The various different possibilities for a united Germany were: a Greater Germany, or a Greater Austria or just the German Confederation without Austria at all. As Austria was not willing to relinquish its German-speaking territories to what would become the German Empire of 1848, the crown of the newly formed empire was offered to the Prussian King Friedrich Wilhelm IV. In 1864, Austria and Prussia fought together against Denmark and secured the independence from Denmark of the duchies of Schleswig and Holstein. As they could not agree on how the two duchies should be administered, though, they fought the Austro-Prussian War in 1866. Defeated by Prussia in the Battle of Königgrätz, Austria had to leave the German Confederation and subsequently no longer took part in German politics.

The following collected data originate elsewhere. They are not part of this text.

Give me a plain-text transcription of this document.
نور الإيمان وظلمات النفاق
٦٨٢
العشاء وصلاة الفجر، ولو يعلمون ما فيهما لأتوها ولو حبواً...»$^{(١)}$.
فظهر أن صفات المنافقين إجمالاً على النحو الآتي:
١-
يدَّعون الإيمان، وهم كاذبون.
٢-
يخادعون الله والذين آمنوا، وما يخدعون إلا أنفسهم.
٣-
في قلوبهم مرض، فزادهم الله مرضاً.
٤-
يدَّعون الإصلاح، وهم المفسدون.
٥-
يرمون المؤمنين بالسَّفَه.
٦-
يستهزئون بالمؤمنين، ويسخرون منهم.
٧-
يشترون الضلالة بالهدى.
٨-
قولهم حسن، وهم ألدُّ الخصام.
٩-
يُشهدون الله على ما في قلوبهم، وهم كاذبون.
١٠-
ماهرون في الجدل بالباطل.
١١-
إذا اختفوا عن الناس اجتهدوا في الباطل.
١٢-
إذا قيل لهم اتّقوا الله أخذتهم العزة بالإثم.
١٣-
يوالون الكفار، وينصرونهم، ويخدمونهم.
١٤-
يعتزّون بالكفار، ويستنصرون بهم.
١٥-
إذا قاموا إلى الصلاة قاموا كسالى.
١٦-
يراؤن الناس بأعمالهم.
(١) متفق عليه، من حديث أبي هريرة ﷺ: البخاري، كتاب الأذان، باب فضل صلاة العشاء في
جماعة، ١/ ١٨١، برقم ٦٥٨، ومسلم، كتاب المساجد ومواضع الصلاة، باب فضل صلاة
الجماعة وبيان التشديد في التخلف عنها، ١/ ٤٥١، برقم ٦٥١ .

The Austro-Hungarian Compromise of 1867, the Ausgleich, provided for a dual sovereignty, the Austrian Empire and the Kingdom of Hungary, under Franz Joseph I. The Austrian-Hungarian rule of this diverse empire included various Slavic groups, including Croats, Czechs, Poles, Rusyns, Serbs, Slovaks, Slovenes, and Ukrainians, as well as large Italian and Romanian communities.

As a result, ruling Austria–Hungary became increasingly difficult in an age of emerging nationalist movements, requiring considerable reliance on an expanded secret police. Yet, the government of Austria tried its best to be accommodating in some respects: The Reichsgesetzblatt, publishing the laws and ordinances of Cisleithania, was issued in eight languages; all national groups were entitled to schools in their own language and to the use of their mother tongue at state offices, for example.